Mark Hempfling is a third-generation crop and livestock farmer who plans to grow Plenish soybeans with his father and brother in Ottawa, Ohio, for the third season in 2014. Hempfling chooses to grow high oleic soybeans to meet customer demand.

"If the public wants oil with 0 grams trans fat, soybean growers had better respond to this need or manufacturers will use cooking oils from other sources," Hempfling says. He also appreciates gaining a premium while getting the same yield and agronomic performance as soybean varieties without the high oleic trait.

"We've found no yield difference compared to similar conventional soybean varieties, and we have no additional costs except dedicating a bin to on-farm storage," Hempfling reports.

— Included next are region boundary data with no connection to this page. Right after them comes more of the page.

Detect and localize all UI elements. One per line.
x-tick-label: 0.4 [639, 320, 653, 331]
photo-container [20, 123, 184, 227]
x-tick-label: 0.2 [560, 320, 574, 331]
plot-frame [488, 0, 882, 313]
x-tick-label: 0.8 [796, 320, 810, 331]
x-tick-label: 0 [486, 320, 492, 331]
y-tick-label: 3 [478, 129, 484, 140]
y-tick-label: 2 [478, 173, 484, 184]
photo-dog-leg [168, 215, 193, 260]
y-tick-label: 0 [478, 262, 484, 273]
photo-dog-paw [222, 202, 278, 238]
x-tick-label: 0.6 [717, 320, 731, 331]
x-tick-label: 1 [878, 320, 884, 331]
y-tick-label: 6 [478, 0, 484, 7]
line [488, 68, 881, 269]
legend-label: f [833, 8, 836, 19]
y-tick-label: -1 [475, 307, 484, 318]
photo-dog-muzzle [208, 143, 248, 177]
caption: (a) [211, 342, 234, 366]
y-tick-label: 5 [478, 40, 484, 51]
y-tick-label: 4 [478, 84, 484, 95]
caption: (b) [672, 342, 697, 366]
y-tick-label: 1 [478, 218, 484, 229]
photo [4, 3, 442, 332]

Pioneer is working with the major soybean processors, including ADM, Bunge, Cargill and Perdue AgriBusiness Inc. to produce Plenish oil. All Plenish soybeans are currently grown under contract with local soybean processors.

The Plenish high oleic trait is approved in the U.S. and 94 percent of the U.S. export markets, the only major exception being the EU.

High oleic soybean varieties are helping soybean growers recapture a vegetable oil market that needs a highly stable oil, and also is moving away from trans fats. FDA requirements are reducing trans fats in the nation's food supply, thereby diminishing the demand for traditional soybean oil.

Plenish high oleic soybean oil has an oleic content (Omega-9 monounsaturated fatty acid) of approximately 75%, the highest of any soybean under commercial development. As a result, Plenish soybean oil has high heat stability, which is an advantage in frying and in the manufacture of baked goods.

Its use also extends the shelf life of manufactured baked goods. This revolutionary new high oleic soybean oil also has excellent heat and oxidative stability in high-temperature industrial applications, such as oils and chemicals.